Other News Materials 4 January 2008 02:23 (UTC +04:00)

(AP)- The top U.S. diplomat for Africa is being dispatched to Kenya to directly press leaders to calm violence that has followed allegations of fraud in President Mwai Kibaki's re-election, the State Department said Thursday.

Jendayi Frazer, assistant secretary of state for African affairs, planned to leave later Thursday for talks with Kibaki and opposition leader Raila Odinga , State Department spokesman Sean McCormack said.

Frazer would not serve as a mediator, McCormack said, but would try to encourage the leaders to get together and work toward a political solution. It was not clear how long Frazer would be in Kenya.

The diplomatic mission comes as the country's political dispute degenerates into ethnic violence pitting Kibaki's influential Kikuyus against Odinga's Luos and other tribes. About 300 people have been killed and 100,000 more displaced.

Also Thursday, U.S. Secretary of State Condoleezza Rice urged Kibaki in a phone call to work for a peaceful resolution to the violence.

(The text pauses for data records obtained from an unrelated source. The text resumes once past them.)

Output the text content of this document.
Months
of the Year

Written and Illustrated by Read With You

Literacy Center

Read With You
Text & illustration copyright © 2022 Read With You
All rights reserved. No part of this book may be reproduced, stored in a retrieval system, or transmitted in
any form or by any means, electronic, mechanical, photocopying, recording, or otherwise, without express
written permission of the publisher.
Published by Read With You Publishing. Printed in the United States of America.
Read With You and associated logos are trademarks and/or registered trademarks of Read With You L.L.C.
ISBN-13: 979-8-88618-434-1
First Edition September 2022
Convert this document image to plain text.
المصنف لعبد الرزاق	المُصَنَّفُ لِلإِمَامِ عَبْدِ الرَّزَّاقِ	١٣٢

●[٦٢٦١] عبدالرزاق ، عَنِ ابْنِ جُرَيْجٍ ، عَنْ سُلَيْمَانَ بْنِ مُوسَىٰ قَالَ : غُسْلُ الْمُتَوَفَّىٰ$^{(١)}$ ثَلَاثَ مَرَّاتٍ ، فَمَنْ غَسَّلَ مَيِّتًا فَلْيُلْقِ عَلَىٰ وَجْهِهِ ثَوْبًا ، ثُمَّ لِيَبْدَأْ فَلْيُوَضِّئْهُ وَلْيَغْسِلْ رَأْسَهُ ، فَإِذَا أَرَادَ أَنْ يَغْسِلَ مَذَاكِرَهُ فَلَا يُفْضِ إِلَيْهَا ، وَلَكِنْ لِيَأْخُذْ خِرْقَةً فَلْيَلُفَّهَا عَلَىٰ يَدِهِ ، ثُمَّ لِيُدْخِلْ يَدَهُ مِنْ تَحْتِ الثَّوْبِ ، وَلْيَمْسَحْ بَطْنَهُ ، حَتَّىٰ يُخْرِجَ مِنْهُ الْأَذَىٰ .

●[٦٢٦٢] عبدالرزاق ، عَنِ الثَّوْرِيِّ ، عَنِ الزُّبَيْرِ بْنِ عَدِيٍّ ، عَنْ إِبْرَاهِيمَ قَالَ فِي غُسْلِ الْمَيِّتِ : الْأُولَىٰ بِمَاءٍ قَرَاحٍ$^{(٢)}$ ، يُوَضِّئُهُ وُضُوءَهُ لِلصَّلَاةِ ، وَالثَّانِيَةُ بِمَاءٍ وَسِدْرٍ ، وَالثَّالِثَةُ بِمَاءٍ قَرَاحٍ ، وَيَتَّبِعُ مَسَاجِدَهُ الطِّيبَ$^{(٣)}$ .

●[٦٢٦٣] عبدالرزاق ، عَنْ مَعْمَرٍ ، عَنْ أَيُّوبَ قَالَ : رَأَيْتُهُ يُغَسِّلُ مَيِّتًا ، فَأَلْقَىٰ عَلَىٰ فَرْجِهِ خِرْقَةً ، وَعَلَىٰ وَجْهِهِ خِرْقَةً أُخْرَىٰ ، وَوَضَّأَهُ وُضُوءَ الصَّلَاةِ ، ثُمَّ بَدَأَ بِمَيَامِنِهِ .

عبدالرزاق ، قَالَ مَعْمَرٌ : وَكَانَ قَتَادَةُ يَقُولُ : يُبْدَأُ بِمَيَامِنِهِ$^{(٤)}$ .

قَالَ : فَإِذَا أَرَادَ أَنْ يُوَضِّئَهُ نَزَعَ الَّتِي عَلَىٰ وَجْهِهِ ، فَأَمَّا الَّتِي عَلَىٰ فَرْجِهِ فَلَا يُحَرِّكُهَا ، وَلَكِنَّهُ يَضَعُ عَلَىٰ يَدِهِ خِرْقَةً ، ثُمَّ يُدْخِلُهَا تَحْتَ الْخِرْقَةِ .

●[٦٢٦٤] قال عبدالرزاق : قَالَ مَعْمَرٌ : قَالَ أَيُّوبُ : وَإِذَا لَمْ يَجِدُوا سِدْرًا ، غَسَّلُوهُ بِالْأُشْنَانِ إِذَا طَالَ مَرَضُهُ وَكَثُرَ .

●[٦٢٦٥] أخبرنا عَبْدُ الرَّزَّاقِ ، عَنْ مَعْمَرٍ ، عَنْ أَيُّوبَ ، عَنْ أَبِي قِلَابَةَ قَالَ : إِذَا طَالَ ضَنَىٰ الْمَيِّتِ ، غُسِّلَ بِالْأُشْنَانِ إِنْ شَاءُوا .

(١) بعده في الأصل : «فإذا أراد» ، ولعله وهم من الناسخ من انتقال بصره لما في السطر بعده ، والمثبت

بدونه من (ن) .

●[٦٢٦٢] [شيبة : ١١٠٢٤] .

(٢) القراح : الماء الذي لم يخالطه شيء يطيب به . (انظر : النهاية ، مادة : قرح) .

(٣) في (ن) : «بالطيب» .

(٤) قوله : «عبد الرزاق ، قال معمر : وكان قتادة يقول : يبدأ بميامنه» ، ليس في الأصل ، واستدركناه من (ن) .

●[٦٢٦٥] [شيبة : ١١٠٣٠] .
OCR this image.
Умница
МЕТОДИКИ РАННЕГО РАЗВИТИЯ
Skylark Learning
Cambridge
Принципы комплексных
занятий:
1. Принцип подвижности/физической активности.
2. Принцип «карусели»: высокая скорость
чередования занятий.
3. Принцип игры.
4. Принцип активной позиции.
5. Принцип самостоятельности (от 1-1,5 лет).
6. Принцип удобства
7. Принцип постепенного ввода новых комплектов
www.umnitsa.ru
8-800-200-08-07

Rice also spoke by phone with European Union foreign policy chief Javier Solana about Kenya. But the State Department disputed the EU's characterization of the Rice-Solana conversation.

McCormack said that while the pair had agreed on the need for political reconciliation between Kibaki and opposition leader Raila Odinga , neither had specifically endorsed the formation of a coalition or a government of national unity.

"We're not going to be prescriptive here," McCormack told reporters. "They do need to come together; they need to broker some political solution to the political crisis. They need to find a political solution; what that political solution is, (that) is going to be up to them."

"Fundamentally, this needs to be a 'made-in-Kenya' solution," he said. "A government of national unity, the secretary didn't use those words."

Rice spoke with Odinga on Wednesday.